As to who forecloses…well it is the servicer. They get the ball rolling, nobody else. The servicers, on behalf of the beneficiary control that process.[/quote]
You are inaccurate about this.
The lenders (or lien holders or note holders or whatever) are the employers of the servicers and can veto their actions.
I am doing one with Aurora right now.
Aurora has misrepresented some of the components of this deal and the seller has had me contact the note holder (who is a major east coast financial firm).
The financial firm has postponed the short sale and we are now dealing with them.
While I do not dispute that it is sometimes in the best interests of the servicer to foreclose, I think that they try very hard not to act in any way that appears to place their own interests above those of their lender.
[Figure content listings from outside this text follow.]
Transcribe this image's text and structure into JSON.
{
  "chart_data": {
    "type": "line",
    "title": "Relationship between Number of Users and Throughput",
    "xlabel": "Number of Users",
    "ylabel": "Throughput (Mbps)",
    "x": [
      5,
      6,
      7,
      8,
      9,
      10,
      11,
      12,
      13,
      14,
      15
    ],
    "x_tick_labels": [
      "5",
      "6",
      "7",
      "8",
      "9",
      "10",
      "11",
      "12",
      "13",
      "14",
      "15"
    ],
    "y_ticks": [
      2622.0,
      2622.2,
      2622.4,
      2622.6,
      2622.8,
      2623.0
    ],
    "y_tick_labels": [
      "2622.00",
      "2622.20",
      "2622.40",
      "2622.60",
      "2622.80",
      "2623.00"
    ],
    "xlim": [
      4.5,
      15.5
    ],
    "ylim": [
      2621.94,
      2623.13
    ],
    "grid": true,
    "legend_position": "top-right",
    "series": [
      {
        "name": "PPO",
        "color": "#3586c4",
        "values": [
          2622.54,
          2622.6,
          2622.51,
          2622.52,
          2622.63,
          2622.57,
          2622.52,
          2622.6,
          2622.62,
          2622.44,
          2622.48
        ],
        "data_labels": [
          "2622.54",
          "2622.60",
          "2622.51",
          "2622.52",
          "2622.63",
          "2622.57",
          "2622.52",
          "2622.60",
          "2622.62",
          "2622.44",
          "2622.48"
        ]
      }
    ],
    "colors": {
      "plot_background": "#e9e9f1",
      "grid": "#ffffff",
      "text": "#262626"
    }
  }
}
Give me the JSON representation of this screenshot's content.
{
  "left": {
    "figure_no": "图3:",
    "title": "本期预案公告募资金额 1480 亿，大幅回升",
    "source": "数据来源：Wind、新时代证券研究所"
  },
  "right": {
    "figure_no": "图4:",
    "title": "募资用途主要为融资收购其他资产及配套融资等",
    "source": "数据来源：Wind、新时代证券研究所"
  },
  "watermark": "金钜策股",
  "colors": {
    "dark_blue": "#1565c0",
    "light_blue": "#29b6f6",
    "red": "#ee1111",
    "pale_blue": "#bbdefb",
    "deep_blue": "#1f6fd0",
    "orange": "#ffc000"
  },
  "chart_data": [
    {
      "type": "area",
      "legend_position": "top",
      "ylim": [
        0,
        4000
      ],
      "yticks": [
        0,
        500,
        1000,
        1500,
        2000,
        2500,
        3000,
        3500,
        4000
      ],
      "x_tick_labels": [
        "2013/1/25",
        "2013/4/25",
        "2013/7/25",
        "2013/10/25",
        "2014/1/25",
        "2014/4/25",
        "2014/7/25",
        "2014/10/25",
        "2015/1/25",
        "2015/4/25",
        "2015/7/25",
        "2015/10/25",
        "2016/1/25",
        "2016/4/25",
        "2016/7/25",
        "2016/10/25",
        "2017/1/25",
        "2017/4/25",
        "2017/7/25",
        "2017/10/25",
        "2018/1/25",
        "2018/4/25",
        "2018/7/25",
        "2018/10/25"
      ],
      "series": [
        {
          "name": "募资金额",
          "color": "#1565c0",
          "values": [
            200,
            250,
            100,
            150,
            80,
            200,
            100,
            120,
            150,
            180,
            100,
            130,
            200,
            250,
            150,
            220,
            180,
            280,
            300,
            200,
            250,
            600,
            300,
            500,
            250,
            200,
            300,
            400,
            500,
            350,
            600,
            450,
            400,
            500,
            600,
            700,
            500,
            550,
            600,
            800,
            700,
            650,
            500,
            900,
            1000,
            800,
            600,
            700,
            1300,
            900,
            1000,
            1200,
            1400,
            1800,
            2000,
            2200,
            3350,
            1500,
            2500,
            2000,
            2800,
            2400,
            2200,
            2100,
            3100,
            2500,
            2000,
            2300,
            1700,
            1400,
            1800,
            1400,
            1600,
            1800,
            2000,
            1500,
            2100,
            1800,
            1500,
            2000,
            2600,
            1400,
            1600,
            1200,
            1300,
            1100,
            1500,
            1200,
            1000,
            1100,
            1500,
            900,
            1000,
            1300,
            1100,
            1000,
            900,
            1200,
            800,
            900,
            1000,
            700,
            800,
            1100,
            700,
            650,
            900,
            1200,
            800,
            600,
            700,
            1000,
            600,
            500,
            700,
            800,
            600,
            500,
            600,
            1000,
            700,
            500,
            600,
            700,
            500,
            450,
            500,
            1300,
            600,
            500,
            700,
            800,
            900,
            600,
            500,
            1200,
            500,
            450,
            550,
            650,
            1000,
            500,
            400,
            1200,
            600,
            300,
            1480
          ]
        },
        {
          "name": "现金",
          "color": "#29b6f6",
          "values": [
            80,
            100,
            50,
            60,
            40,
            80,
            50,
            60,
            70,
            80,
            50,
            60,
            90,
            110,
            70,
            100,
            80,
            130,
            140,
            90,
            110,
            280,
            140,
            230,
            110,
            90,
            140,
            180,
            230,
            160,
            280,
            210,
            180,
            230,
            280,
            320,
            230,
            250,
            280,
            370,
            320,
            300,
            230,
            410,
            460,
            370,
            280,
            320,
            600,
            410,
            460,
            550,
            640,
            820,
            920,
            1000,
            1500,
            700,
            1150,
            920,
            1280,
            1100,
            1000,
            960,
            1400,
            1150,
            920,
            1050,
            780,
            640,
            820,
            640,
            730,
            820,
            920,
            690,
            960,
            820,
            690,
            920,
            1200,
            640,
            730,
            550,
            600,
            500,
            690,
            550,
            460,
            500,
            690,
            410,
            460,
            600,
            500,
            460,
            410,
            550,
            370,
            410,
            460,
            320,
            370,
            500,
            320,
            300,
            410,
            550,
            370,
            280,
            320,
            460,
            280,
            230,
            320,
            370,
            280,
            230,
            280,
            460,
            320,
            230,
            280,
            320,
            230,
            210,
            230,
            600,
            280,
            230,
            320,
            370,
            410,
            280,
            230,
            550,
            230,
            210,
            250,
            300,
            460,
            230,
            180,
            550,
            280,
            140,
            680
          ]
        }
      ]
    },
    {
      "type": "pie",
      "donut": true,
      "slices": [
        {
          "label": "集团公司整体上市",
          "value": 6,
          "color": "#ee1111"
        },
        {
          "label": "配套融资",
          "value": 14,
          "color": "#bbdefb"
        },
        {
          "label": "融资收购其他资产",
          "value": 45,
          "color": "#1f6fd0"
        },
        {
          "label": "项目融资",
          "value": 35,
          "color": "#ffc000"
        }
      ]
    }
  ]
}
Now that last thought is pure speculation but it is consistent with both observable behavior as well as models of lien holder and servicer incentive structures.[/quote]
Which is why I said “on behalf of the beneficiary”. What I have seen is that when the bene is a single entity, they’re much more likely to have input. When the bene is a REMIC (either private label or GSE) the likelihood that they’ll get involved in anything the servicer does is less likely. Not impossible, just less likely.
I have a recollection of there being some pretty significant complaints against Aurora in the past, and some litigation about how they were handling…now I can’t remember if it was short sales or mods. Litigants were attempting to get their class certified. Not sure what happened with it.
And yes, the servicers attempt to appear as if their clients recovery is most important. Even as they’re taking kickbacks from foreclosure attorneys :).